Mimico Lakeshore Network Says No to Island Airport Expansion

Umbrella Group for Mimico Community Organization Writes Open Letter to City Council


TORONTO - We are writing on behalf of the Mimico Lakeshore Network, an umbrella group that brings together eleven different community associations who share concerns about developments in the city that have an impact on Mimico.

It is the view of the Mimico Lakeshore Network that there is no need for City Council to defer a decision on amending the Tripartite Agreement with Transport Canada and the Toronto Port Authority concerning Billy Bishop Toronto City Airport, because it is already evident that there are sufficient reasons for rejecting their requests for amendments to the agreement.

The City’s Official Plan, as cited in the December 2013 report from the Board of Health, contains a vision of the central waterfront as “a densely populated, vibrant area that celebrates and provides connection to the lakefront”. To this end, industrial structures and installations have one by one been removed to make way for residential, commercial, cultural and recreational buildings and facilities.
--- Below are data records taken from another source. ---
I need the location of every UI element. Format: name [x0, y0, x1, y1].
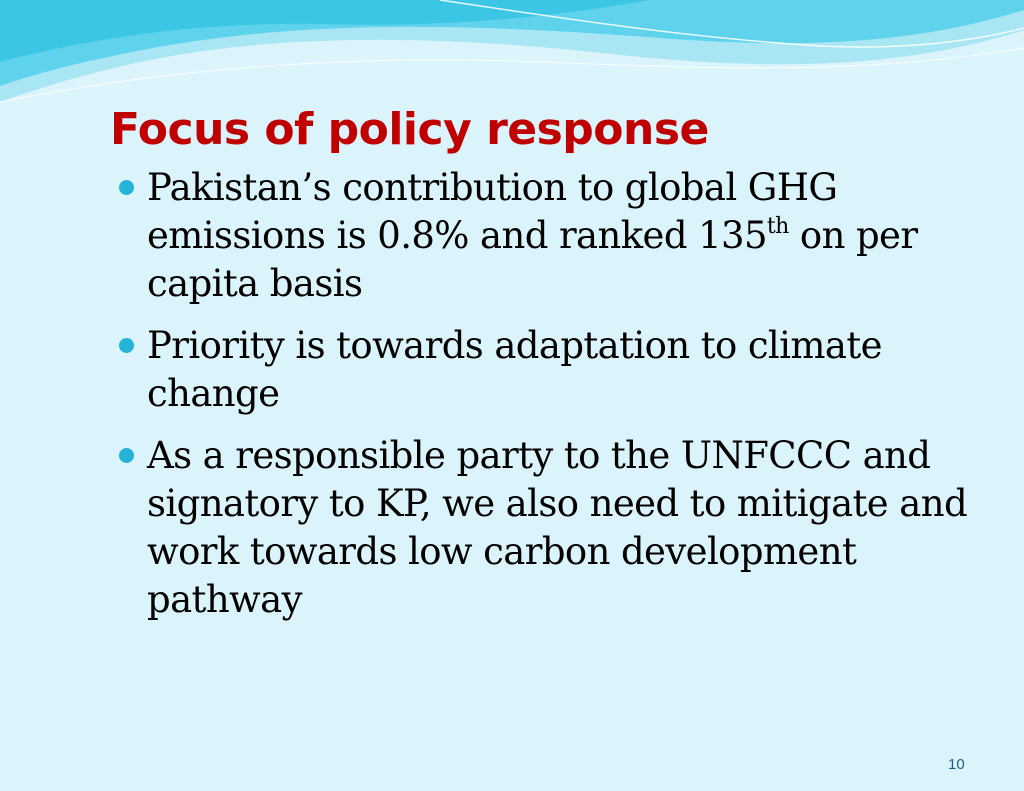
bullet-item-3: As a responsible party to the UNFCCC and…	[118, 432, 1008, 624]
ordinal-superscript: th	[766, 213, 789, 239]
bullet-item-2: Priority is towards adaptation to climat…	[118, 322, 1008, 418]
decorative-wave-header	[0, 0, 1024, 103]
bullet-text-1: Pakistan’s contribution to global GHG em…	[147, 166, 838, 257]
bullet-text-3: As a responsible party to the UNFCCC and…	[147, 434, 968, 621]
slide-number: 10	[948, 756, 965, 773]
bullet-text-1-end: on per capita basis	[147, 214, 918, 305]
bullet-item-1: Pakistan’s contribution to global GHG em…	[118, 164, 1008, 308]
bullet-list: Pakistan’s contribution to global GHG em…	[118, 164, 1008, 638]
bullet-text-2: Priority is towards adaptation to climat…	[147, 324, 883, 415]
slide-title: Focus of policy response	[110, 104, 709, 155]
bullet-icon	[119, 338, 134, 353]
bullet-icon	[119, 180, 134, 195]
bullet-icon	[119, 448, 134, 463]
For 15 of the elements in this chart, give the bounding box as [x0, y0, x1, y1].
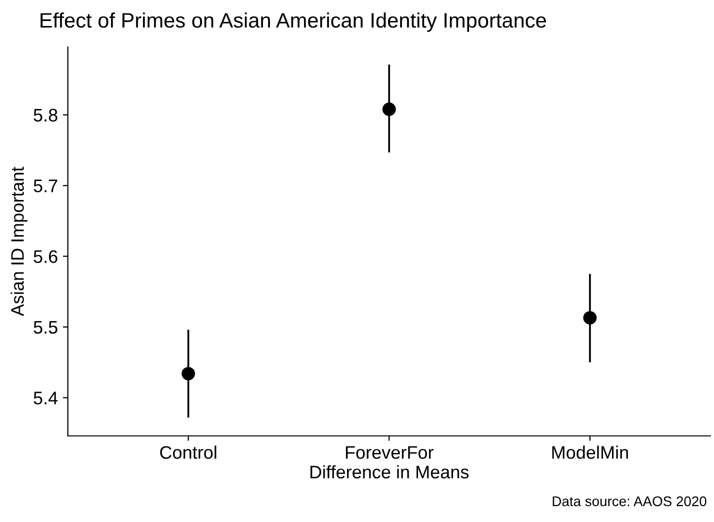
x-axis-title: Difference in Means — [310, 465, 469, 478]
y-tick-label: 5.7 — [34, 180, 58, 192]
y-tick-label: 5.5 — [34, 321, 58, 334]
x-tick-label: ModelMin — [552, 446, 628, 459]
y-tick-label: 5.6 — [34, 250, 58, 263]
chart-title: Effect of Primes on Asian American Identity Importance — [40, 12, 546, 32]
y-tick-label: 5.8 — [34, 108, 58, 122]
point — [182, 366, 196, 380]
y-axis-title: Asian ID Important — [10, 166, 28, 316]
x-tick-label: Control — [160, 446, 216, 459]
x-tick-label: ForeverFor — [346, 446, 434, 459]
point — [382, 102, 396, 116]
y-tick-label: 5.4 — [34, 392, 58, 404]
source-note: Data source: AAOS 2020 — [552, 496, 706, 506]
point — [583, 311, 597, 324]
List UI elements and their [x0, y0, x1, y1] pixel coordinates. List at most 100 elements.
Under the Tripartite Agreement, Billy Bishop Airport is permitted to continue operating in its present form until 2033. It is most important for the City to retain the ability to review the future of Billy Bishop Airport in about fifteen years’ time. But the amendments that would be needed in order to allow jet aircraft to use Billy Bishop Airport go hand in hand with a request from the Toronto Port Authority to extend the agreement beyond 2033. Presumably – and understandably – the operation of jet aircraft might not be profitable if it had to be suspended after 2033.

The adverse health impact of the current airport operation led the Board of Health to recommend rejection of the proposed expansion of Billy Bishop Airport. The Board of Health concluded, in its report of December 9, 2013, that “optimal protection and enhancement of the health of Central Waterfront residents and the city as a whole calls for a reduction of current and future airport impacts”.

Finally, we would point out that the arguments advanced so far in support of the expansion of operations at Billy Bishop Airport fail to demonstrate that a downtown airport, in particular an expanded version of Billy Bishop, is needed for the benefit of the city’s economy in the long run. By 2015 there will be a rapid rail service linking Pearson airport with Union Station. This will provide quick and convenient access to central Toronto for tourists and business travellers arriving by air, and a quick and convenient getaway for Toronto residents leaving for business or vacation trips.

Those who have been pressing for an expansion of Billy Bishop and the introduction of jet aircraft have stressed the economic advantages the city has gained in the past, and continues to reap at the present time, from the fact that travellers can come and go through a small “boutique” airport located close to the downtown core. But in planning for the future, the important question to ask is: how much of this valuable business will be lost if instead of landing beside the waterfront, the planes are obliged to land at Pearson airport instead, and the travellers then speed downtown on the rapid rail link? This question needs to be addressed before any final decision is made about the future of Billy Bishop Airport.